The Colombian Constitutional Court has published the long awaited ruling C-748-2011 on the constitutionality of the most recent Bill of Law on the protection of personal data in Colombia. The Court announced the ruling on the Bill on October 6, 2011 but only published its content until this week.

The Bill of Law is aimed at establishing general provisions regarding the protection of personal information in Colombia. The new law to be enacted, will therefore regulate all those aspects of privacy rights in Colombia that are not related to the protection of personal data for purposes of credit ratings, which aspect is already covered by the existing Law 1266 of 2008.    For more information   

The text of the ruling is quite extensive and includes an analysis on the procedural aspects of the Bill of Law as well as a detailed reference to each on the articles of such legislative document. In October 2011, the Court highlighted the following aspects within the ruling:

  • Personal data that has been made available to the public must be protected and processed respecting all the rights of the data subjects.
  • Personal data of boys, girls and adolescents (minors under the age of 18) can be processed as long as their main interests and fundamental rights are protected and always taking into account the opinion of the minor.
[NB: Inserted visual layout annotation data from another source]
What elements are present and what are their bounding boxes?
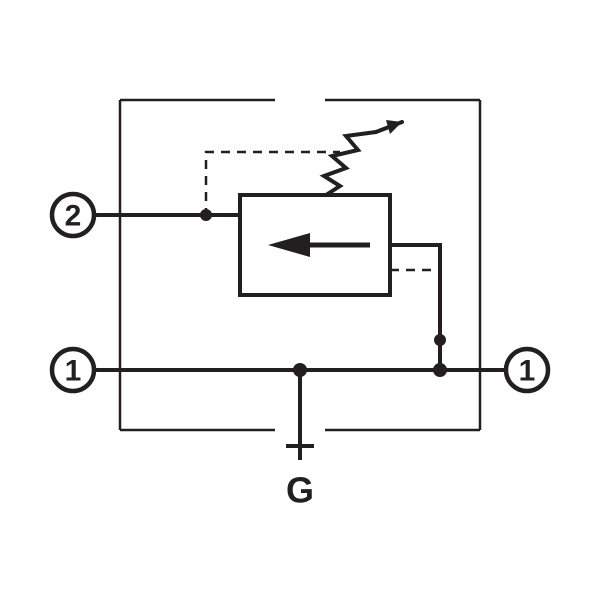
port-g-label: G bbox=[286, 470, 314, 511]
spring-adjust-arrowhead bbox=[386, 120, 402, 134]
schematic-layer: 2 1 1 G bbox=[52, 100, 548, 511]
spring-icon bbox=[324, 132, 376, 195]
pilot-line-upper bbox=[206, 152, 340, 215]
junction-dot bbox=[293, 363, 307, 377]
port-1-left: 1 bbox=[52, 349, 94, 391]
port-2: 2 bbox=[52, 194, 94, 236]
port-label: 1 bbox=[65, 355, 82, 388]
pilot-line-lower bbox=[390, 270, 440, 370]
line-valve-to-1 bbox=[390, 245, 440, 370]
hydraulic-schematic: 2 1 1 G bbox=[0, 0, 600, 600]
port-label: 2 bbox=[65, 200, 82, 233]
junction-dot bbox=[433, 363, 447, 377]
port-label: 1 bbox=[519, 355, 536, 388]
junction-dot bbox=[434, 334, 446, 346]
port-1-right: 1 bbox=[506, 349, 548, 391]
valve-arrow-head bbox=[268, 233, 310, 257]
junction-dot bbox=[200, 209, 212, 221]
The law originally forbade any way of processing of this type of data.
  • Personal data subjects may revoke their consent at any time without authorization from the Data Protection Authority. The law originally provided that consent could only be revoked when the Data Protection Authority considered there was a violation of the laws on personal data protection.
  • It was clarified that the Data Protection Authority is autonomous and independent.
  • The Data Protection Authority may not finance itself from the funds gathered from the sanctions imposed for the violation of personal data protection laws.
  • Cross-border transfer of personal data to protect public interest can only be made in light of a legal demand and not out of need.
  • The faculty to the Colombian government of regulating the processing of personal data that requires special provisions was eliminated. The regulation must be made through laws regulating fundamental rights (ley estatutaria).
  • The articles related to the processing of personal data related to judicial background, intelligence and counter intelligence, were declared unconstitutional for procedural reasons. Therefore, they will be eliminated from the law.
  • In relation to the need to obtain prior and express consent from data subjects to gather and process personal data, the Court made it clear that tacit consent is not valid.

We highlight that the Bill of Law will return to Congress for the corresponding modifications ordered for the law after which will be enacted by the President of the Republic of Colombia and will become of law of the Republic. The publication of the ruling from the Court does not make the law to enter into force.